Many people look at marriage as a goal to meet. I'm sure we all have heard things like "Oh when we get married things will be better". If only that was the case. Marriage is more like a starting line of a race than a finish line.
After getting married many transitions happen in order to have a happy and successful marriage. In class we made lists of these transitions for the first month and the first year.
First Month
- Combining Schedules
- Defining Roles
- Setting Boundaries with Family and Friends
- Sharing everything
- Sharing a Bed/Room
- How to talk about important issues
First Year
- Finances
- Schooling
- Habits/Rituals
- Pressure from Family and Friends
- The "Baby Decision"
- Coping with Disagreements
This list was just a few things that newly married couples have to cope with.
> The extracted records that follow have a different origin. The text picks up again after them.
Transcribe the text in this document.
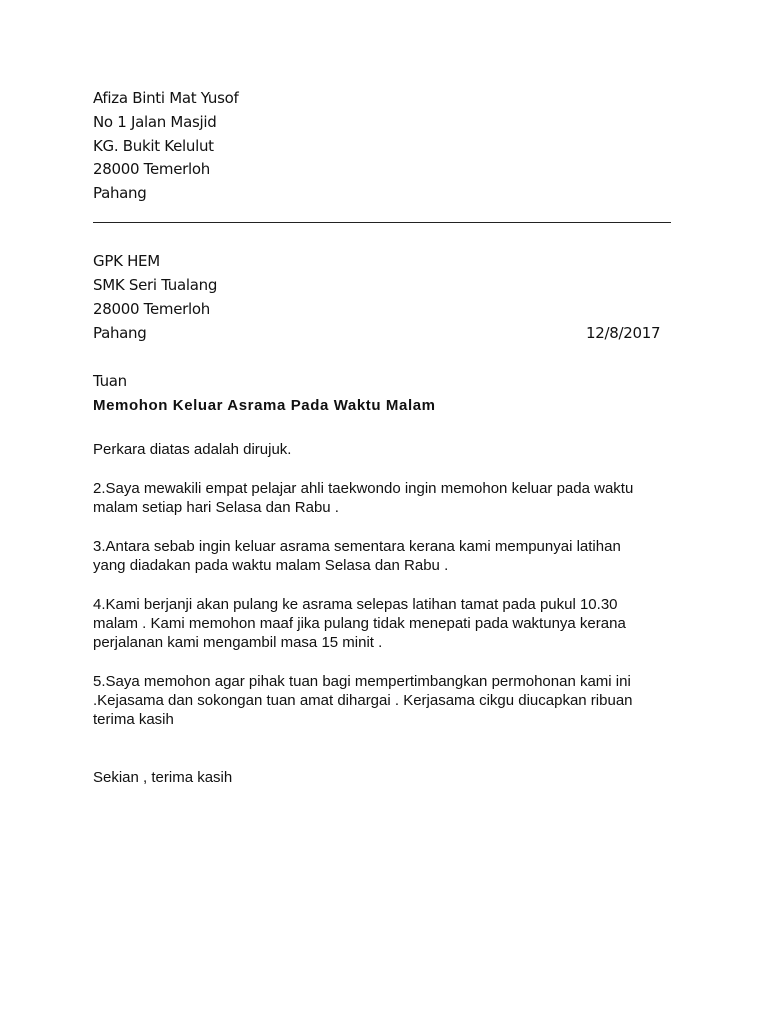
Afiza Binti Mat Yusof
No 1 Jalan Masjid
KG. Bukit Kelulut
28000 Temerloh
Pahang
GPK HEM
SMK Seri Tualang
28000 Temerloh
Pahang	12/8/2017
Tuan
Memohon Keluar Asrama Pada Waktu Malam
Perkara diatas adalah dirujuk.
2.Saya mewakili empat pelajar ahli taekwondo ingin memohon keluar pada waktu
malam setiap hari Selasa dan Rabu .
3.Antara sebab ingin keluar asrama sementara kerana kami mempunyai latihan
yang diadakan pada waktu malam Selasa dan Rabu .
4.Kami berjanji akan pulang ke asrama selepas latihan tamat pada pukul 10.30
malam . Kami memohon maaf jika pulang tidak menepati pada waktunya kerana
perjalanan kami mengambil masa 15 minit .
5.Saya memohon agar pihak tuan bagi mempertimbangkan permohonan kami ini
.Kejasama dan sokongan tuan amat dihargai . Kerjasama cikgu diucapkan ribuan
terima kasih
Sekian , terima kasih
When couples experience these struggles they are real and frustrating. Sometimes it is easy to think that if a couple cohabited before marriage it would be easier transition for these types of struggles, but studies have shown that cohabiting actually creates the opposite. Brother Williams used an analogy to explain why. In life people all have their own line. When a couple gets married their two lines join. They now share everything. When a couple only moves in together they are still separate lines. They are parallel lines but still separate. They may share some things like a bed and living space, but for the most part he still has his stuff and she still has her stuff. Even after couples that got married after cohabiting still had the mindset of cohabiting.
Marriage is such a special thing because it is the best way to join two separate lives into one.